Australian corporate environmental reporting: a comparative analysis of disclosure practices across voluntary and mandatory disclosure systems

S Cowan and David Gadenne
Journal of Accounting and Organizational Change, Vol.1(2), pp.165-179
2005
url
https://doi.org/10.1108/18325910510635344View
Published Version

Abstract

Accounting, Auditing and Accountability Australia disclosure environmental regulations reports
This paper extends the literature in the environmental disclosure area by examining annual report disclosure practices of Australian companies within the combined voluntary and mandatory environmental disclosure system. Content analysis was used to investigate the environmental disclosures over three consecutive years in the annual reports of companies that would be subject to environmental regulation and/or perceived to be environmentally sensitive. The study finds that Australian listed companies have a propensity to disclose higher levels of positive environmental disclosures in the voluntary sections of the annual report than in the statutory sections of the annual report.

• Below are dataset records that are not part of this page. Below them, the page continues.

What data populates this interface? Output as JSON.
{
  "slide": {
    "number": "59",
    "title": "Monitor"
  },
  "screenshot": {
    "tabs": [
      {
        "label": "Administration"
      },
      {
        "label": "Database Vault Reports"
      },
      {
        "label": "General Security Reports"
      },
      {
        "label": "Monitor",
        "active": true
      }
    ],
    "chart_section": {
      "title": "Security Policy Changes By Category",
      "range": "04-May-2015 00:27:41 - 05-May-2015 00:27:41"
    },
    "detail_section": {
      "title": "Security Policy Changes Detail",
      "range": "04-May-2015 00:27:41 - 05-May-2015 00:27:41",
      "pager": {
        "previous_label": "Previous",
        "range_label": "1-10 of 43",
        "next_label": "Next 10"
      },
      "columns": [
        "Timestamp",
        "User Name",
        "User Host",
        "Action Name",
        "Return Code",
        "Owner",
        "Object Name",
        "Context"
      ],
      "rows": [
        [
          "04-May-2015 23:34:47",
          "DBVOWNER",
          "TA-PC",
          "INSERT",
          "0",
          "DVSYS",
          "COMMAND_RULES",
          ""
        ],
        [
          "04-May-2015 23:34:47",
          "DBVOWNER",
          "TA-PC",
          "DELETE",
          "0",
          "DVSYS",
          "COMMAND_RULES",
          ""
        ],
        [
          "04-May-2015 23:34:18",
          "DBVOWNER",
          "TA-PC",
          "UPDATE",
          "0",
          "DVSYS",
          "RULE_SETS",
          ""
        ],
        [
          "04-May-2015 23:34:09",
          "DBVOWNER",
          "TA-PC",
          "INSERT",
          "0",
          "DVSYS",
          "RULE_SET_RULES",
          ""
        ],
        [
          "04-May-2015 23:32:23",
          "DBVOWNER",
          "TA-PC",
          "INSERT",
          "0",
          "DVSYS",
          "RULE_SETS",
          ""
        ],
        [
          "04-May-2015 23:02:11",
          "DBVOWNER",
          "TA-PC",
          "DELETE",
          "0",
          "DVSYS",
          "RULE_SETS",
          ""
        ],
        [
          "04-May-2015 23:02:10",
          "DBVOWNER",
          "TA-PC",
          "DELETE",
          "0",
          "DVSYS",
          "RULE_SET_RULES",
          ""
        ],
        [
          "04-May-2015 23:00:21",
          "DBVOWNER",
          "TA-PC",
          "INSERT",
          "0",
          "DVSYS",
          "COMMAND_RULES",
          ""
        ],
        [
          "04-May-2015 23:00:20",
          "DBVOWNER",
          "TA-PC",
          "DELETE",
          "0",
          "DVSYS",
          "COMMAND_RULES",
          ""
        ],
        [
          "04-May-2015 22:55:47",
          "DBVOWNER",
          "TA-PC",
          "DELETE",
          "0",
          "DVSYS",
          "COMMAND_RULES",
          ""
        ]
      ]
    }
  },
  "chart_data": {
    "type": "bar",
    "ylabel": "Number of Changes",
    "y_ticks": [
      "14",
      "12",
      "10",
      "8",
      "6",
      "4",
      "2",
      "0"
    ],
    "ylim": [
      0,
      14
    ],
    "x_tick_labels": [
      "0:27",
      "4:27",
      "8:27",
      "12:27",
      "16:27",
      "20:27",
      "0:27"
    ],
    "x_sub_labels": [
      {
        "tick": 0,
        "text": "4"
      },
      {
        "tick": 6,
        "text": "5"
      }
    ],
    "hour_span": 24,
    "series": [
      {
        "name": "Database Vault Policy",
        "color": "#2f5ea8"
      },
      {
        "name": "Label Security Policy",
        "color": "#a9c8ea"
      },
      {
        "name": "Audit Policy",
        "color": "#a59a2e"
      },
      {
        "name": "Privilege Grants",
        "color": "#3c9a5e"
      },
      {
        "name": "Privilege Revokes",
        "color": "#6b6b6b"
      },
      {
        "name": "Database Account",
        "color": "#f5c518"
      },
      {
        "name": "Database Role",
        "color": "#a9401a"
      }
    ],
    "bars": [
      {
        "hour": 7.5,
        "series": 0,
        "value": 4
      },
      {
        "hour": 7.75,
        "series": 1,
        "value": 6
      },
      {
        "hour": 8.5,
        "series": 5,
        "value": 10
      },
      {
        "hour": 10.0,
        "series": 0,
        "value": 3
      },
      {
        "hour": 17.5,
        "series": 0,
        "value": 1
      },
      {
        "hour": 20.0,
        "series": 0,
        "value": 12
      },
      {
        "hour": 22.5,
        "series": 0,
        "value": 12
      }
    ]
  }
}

These results suggest that regulatory authorities may need to acknowledge the usefulness of mandatory disclosure requirements as a potential means of counter-balancing the voluntary disclosure system. It has been argued that the annual report is not the sole disclosure medium used by companies Further research may not only investigate these issues but also add weight to arguments for more environmental accountability. The results suggest that companies adopt different disclosure approaches when the disclosures are potentially under surveillance or increased scrutiny via legislated environmental disclosure requirements. This research provides evidence that companies continue to use greater levels of self-puffery within a voluntary reporting environment than within a mandatory reporting environment, and suggests that stakeholders may be more likely to receive information that is less favourable to the corporation (and potentially more decision-useful to stakeholders) within a legislated disclosure environment.